Add Deployment Instructions

Like all Travis settings, you configure your Azure deployment in .travis.yml.

  provider: azure_web_apps
  username: "Your Azure Deployment Username"
  password: "Your Azure Deployment Password"
  site: "Name of your Azure Web App"

It’d be unwise though to keep your deployment credentials in .travis.yml – for that reason, the Azure provider also accepts environment variables. You can set secret environment variables in the Travis Settings for your repository. Use AZURE_WA_USERNAME for the deployment username, AZURE_WA_PASSWORD for the deployment password, and AZURE_WA_SITE for the site name. Alternatively, you can also encrypt your keys.

Travis Secrets

Then, simply include these innocent two lines in your .travis.yml:

  provider: azure_web_apps

Pre-Deploy Steps

You might want to customize your deployment – maybe you don’t want to deploy the “fresh” GitHub repository, but instead have Travis push the content folder with all files generated during testing. This would allow you to use Travis for more than just testing – since the machine is already running, you can execute commands and scripts on your repository before it is being deployed to Azure. To enable this feature, use the skip_cleanup setting:

 provider: azure_web_apps
 skip_cleanup: true

Conditional Deployments

In most cases, deployments shouldn’t happen for every single test run – you most likely want to limit the deployment to a specific branch, tag, or even language runtime. Travis offers settings that make this easily possible. All of the options below can be combined.

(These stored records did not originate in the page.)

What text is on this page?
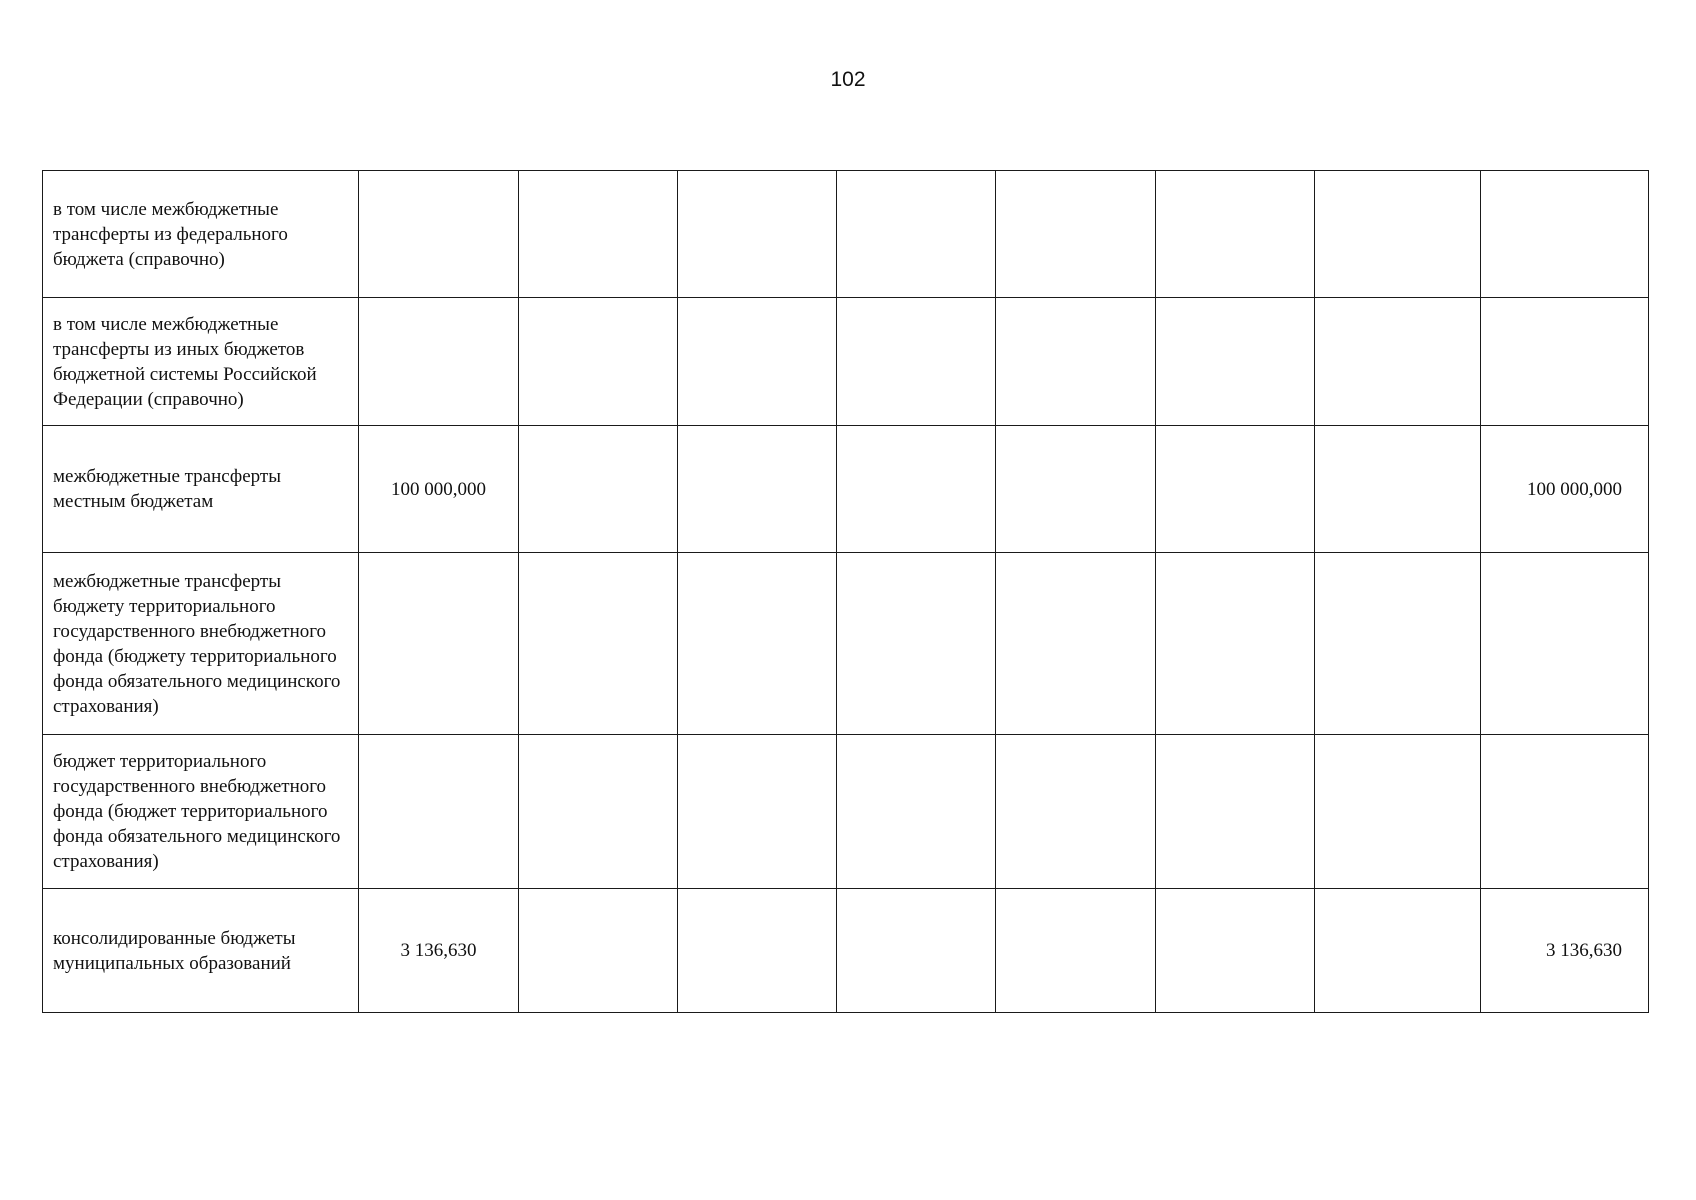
102
в том числе межбюджетные трансферты из федерального бюджета (справочно)								

в том числе межбюджетные трансферты из иных бюджетов бюджетной системы Российской Федерации (справочно)								

межбюджетные трансферты местным бюджетам	100 000,000							100 000,000

межбюджетные трансферты бюджету территориального государственного внебюджетного фонда (бюджету территориального фонда обязательного медицинского страхования)								

бюджет территориального государственного внебюджетного фонда (бюджет территориального фонда обязательного медицинского страхования)								

консолидированные бюджеты муниципальных образований	3 136,630							3 136,630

To deploy only when a certain environment variable is present, use:

 provider: azure_web_apps
   condition: $MY_ENV = super_awesome

To deploy a certain branch only, use:

 provider: azure_web_apps
   branch: release

Travis users often use multiple runtime versions in their tests. Let’s take Node apps as an example: You’ll probably test your app against Node 0.10, 0.12, and iojs, but you only want to deploy your application once. You can limit the deployment to only act when certain runtime versions are present. This works for jdk, node, perl, php, python, ruby, scala, and go.

 provider: azure_web_apps
   node: '0.11' # this should be quoted; otherwise, 0.10 would not work

Now, whenever you push a new commit to GitHub, Travis will test it – and if the test passes, it will deploy it over to Azure. Enjoy your continuous integration!